Biden is facing three federal gun charges brought by Special Counsel David Weiss in September, which include providing false statements and knowingly possessing a gun while being addicted to drugs. Dupree on “CNN News Central” said Biden’s defense strategy to deny his knowledge he was a drug addict poses challenges because of the evidence against him. (RELATED: ‘Every Angle… Hurts Joe Biden’: Hunter’s Latest Stunt May Have Thrown His Dad Into A Messy Tangle, Strategists Say)


“I think that is going to be a critical point in this trial, and I strongly suspect that’s actually going to be the primary defense that we hear from Hunter Biden’s team,” Dupree said. “What they are going to argue is that even if he was abusing drugs at the time, he thought genuinely, in their view, that maybe he wasn’t addicted to drugs, maybe he wasn’t abusing them. And so therefore, he can’t be held criminally accountable for checking the box ‘no on the federal form.”
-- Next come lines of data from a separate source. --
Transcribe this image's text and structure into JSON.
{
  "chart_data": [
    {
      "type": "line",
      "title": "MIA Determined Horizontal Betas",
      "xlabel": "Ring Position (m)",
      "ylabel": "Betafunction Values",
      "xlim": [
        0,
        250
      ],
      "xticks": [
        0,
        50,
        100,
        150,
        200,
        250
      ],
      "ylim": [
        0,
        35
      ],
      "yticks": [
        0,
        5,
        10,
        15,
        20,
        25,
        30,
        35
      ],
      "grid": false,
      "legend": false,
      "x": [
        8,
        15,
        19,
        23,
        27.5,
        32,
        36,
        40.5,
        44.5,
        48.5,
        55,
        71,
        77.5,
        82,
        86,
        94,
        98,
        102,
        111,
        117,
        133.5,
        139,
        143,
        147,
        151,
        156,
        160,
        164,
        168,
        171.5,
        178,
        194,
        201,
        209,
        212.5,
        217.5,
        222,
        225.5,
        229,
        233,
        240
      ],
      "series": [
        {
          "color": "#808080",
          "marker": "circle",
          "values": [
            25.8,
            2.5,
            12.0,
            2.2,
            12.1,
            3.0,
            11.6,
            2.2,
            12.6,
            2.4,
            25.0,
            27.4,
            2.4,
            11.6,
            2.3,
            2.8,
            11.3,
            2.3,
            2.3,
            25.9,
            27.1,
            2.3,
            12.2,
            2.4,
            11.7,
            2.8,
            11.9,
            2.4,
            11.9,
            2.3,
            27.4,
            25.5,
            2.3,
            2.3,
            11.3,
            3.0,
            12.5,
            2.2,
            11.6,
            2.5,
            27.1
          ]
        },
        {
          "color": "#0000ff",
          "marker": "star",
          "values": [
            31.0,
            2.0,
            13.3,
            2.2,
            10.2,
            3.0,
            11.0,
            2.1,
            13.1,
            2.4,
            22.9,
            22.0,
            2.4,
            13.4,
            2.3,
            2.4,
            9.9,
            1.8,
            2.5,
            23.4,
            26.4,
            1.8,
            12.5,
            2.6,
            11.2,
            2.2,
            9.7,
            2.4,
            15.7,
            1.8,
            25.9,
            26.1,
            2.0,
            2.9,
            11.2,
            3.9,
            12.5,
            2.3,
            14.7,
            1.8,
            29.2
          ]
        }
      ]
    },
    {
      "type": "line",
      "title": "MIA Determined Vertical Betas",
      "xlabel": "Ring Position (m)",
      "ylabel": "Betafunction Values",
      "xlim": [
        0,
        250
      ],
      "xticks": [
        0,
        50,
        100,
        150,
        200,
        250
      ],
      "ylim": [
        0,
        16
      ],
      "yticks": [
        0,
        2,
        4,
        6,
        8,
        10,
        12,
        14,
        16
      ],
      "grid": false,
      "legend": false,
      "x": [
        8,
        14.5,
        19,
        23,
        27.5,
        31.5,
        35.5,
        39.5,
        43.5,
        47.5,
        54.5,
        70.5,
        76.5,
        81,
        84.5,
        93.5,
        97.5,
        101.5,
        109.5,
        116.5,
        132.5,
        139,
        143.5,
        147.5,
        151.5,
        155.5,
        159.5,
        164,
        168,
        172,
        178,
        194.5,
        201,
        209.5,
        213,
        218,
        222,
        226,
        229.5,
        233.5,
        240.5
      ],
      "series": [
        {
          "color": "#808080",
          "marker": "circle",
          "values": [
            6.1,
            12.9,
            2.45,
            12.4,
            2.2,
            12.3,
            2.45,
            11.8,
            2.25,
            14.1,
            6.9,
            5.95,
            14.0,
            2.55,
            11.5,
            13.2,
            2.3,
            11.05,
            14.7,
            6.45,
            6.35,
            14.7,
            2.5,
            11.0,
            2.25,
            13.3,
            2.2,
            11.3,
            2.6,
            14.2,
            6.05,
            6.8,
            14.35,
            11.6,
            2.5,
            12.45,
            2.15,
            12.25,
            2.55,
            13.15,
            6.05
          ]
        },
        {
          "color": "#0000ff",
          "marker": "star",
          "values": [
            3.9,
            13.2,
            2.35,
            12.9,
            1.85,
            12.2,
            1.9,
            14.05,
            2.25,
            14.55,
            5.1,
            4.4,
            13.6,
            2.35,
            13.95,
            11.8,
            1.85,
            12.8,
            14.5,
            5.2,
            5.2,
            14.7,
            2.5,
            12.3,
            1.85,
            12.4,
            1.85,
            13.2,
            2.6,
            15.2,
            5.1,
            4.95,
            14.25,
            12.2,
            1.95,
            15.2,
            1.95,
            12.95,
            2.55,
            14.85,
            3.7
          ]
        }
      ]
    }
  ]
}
“I think it‘s a tough argument for the jury. I don’t know if the defense has a whole lot of other options available to it,” he continued. “This may be the best they can do, but I think it’s going to be tough persuading the jury that well, when he checked a box, he didn’t really realize that he was abusing drugs at the time.”

Prosecutors obtained some messages and material from Biden’s abandoned laptop, showing it to the jury that was selected on Monday as evidence of his drug use around the period of the gun purchase in 2018, according to CNN.

Criminal defense attorney Bernarda Villalona had suggested Biden plead guilty on Monday, asserting Weiss’ evidence against him is “strong.” She also offered the advice based on the potential jail sentence the president’s son could face if convicted, claiming a guilty plea may be his “best” course of action to evade incarceration.

Biden also faces nine federal tax charges, including tax evasion and tax fraud for tax years 2016 through 2019, according to the indictment against him. Biden’s attorneys appealed the case, but Judge Mark Scarsi rejected it, with the trial scheduled to commence on June 20.